Alice já havia causado problemas de mais para Emily. O desafio do beijo feito háduas semanas tinha cessado as chances que Emily tinha com o rapaz com quem tinha um rolo desde o início do segundo ano, Kevin. Na manhã da primeira segunda feira após a festa onde Emily e Anne se beijaram o assunto já corria pelos corredores do colégio, foi só questão de tempo até cair nos ouvidos do rapaz, que ficou indignado.

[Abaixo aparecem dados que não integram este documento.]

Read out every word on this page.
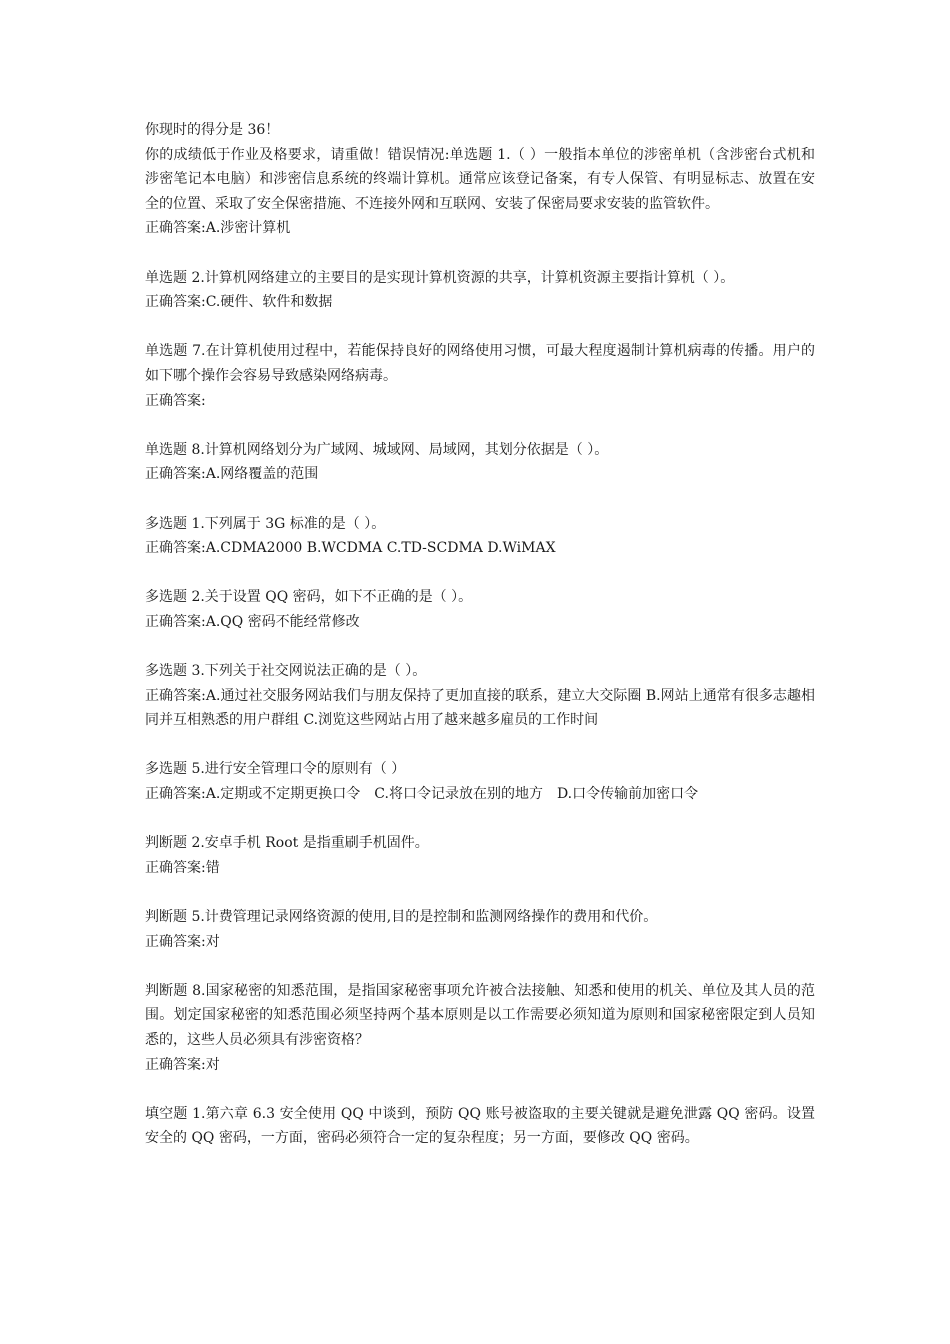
你现时的得分是 36！

你的成绩低于作业及格要求，请重做！错误情况:单选题 1.（ ）一般指本单位的涉密单机（含涉密台式机和涉密笔记本电脑）和涉密信息系统的终端计算机。通常应该登记备案，有专人保管、有明显标志、放置在安全的位置、采取了安全保密措施、不连接外网和互联网、安装了保密局要求安装的监管软件。

正确答案:A.涉密计算机

单选题 2.计算机网络建立的主要目的是实现计算机资源的共享，计算机资源主要指计算机（ ）。

正确答案:C.硬件、软件和数据

单选题 7.在计算机使用过程中，若能保持良好的网络使用习惯，可最大程度遏制计算机病毒的传播。用户的如下哪个操作会容易导致感染网络病毒。

正确答案:

单选题 8.计算机网络划分为广域网、城域网、局域网，其划分依据是（ ）。

正确答案:A.网络覆盖的范围

多选题 1.下列属于 3G 标准的是（ ）。

正确答案:A.CDMA2000 B.WCDMA C.TD-SCDMA D.WiMAX

多选题 2.关于设置 QQ 密码，如下不正确的是（ ）。

正确答案:A.QQ 密码不能经常修改

多选题 3.下列关于社交网说法正确的是（ ）。

正确答案:A.通过社交服务网站我们与朋友保持了更加直接的联系，建立大交际圈 B.网站上通常有很多志趣相同并互相熟悉的用户群组 C.浏览这些网站占用了越来越多雇员的工作时间

多选题 5.进行安全管理口令的原则有（ ）

正确答案:A.定期或不定期更换口令　C.将口令记录放在别的地方　D.口令传输前加密口令

判断题 2.安卓手机 Root 是指重刷手机固件。

正确答案:错

判断题 5.计费管理记录网络资源的使用,目的是控制和监测网络操作的费用和代价。

正确答案:对

判断题 8.国家秘密的知悉范围，是指国家秘密事项允许被合法接触、知悉和使用的机关、单位及其人员的范围。划定国家秘密的知悉范围必须坚持两个基本原则是以工作需要必须知道为原则和国家秘密限定到人员知悉的，这些人员必须具有涉密资格？

正确答案:对

填空题 1.第六章 6.3 安全使用 QQ 中谈到，预防 QQ 账号被盗取的主要关键就是避免泄露 QQ 密码。设置安全的 QQ 密码，一方面，密码必须符合一定的复杂程度；另一方面，要修改 QQ 密码。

Todos da escola pareciam saber que ele havia sido traído por Emily, e o pior, com uma garota. Kevin realmente gostava da jovem, ele havia prometido esperar pelo momento em que Emily estivesse pronta, e o fez por mais de um ano. Os dois eram ótimos amigos, amigos que se beijavam, e apenas isso bastava para a jovem. Emily nunca havia pensado nas necessidades sexuais do namorado, para ela o fato de ter dito não na primeira tentativa que ele teve de dormir com ela funcionaria como o tratado de Tordesilhas, eles resolveriam seus problemas corporais - territoriais a partir dali. Boca pode. Vagina não. E assim seria. Além desse problema, Alice já havia acabado com outros rolos de Emily, mesmo indiretamente. As duas sempre tiveram uma rivalidade quanto às opiniões e isso era totalmente visível em quase todos os debates em sala de aula, e também na conversa entre amigos. As duas sempre terminavam com uma briga, eram como cão e gato. Daí o fato de Emily ficar tão irritada com a atitude da menina.
-- Emily. -- Os olhos pidões de Alice desconcertam a jovem.
-- Não me venha com esse olhar. Você nunca me fez um favor, porque eu devo lhe fazer um sem nem mesmo saber o motivo? -- Emily tentava não ceder à vontade da garota.
-- Eu desafio você. -- Alice se enrolou ao falar as pressas, ela sabia que a “rival” não suportava ser desafiada. Emily tinha um problema sério com desafios, ela não sabia como dizer não nessas horas.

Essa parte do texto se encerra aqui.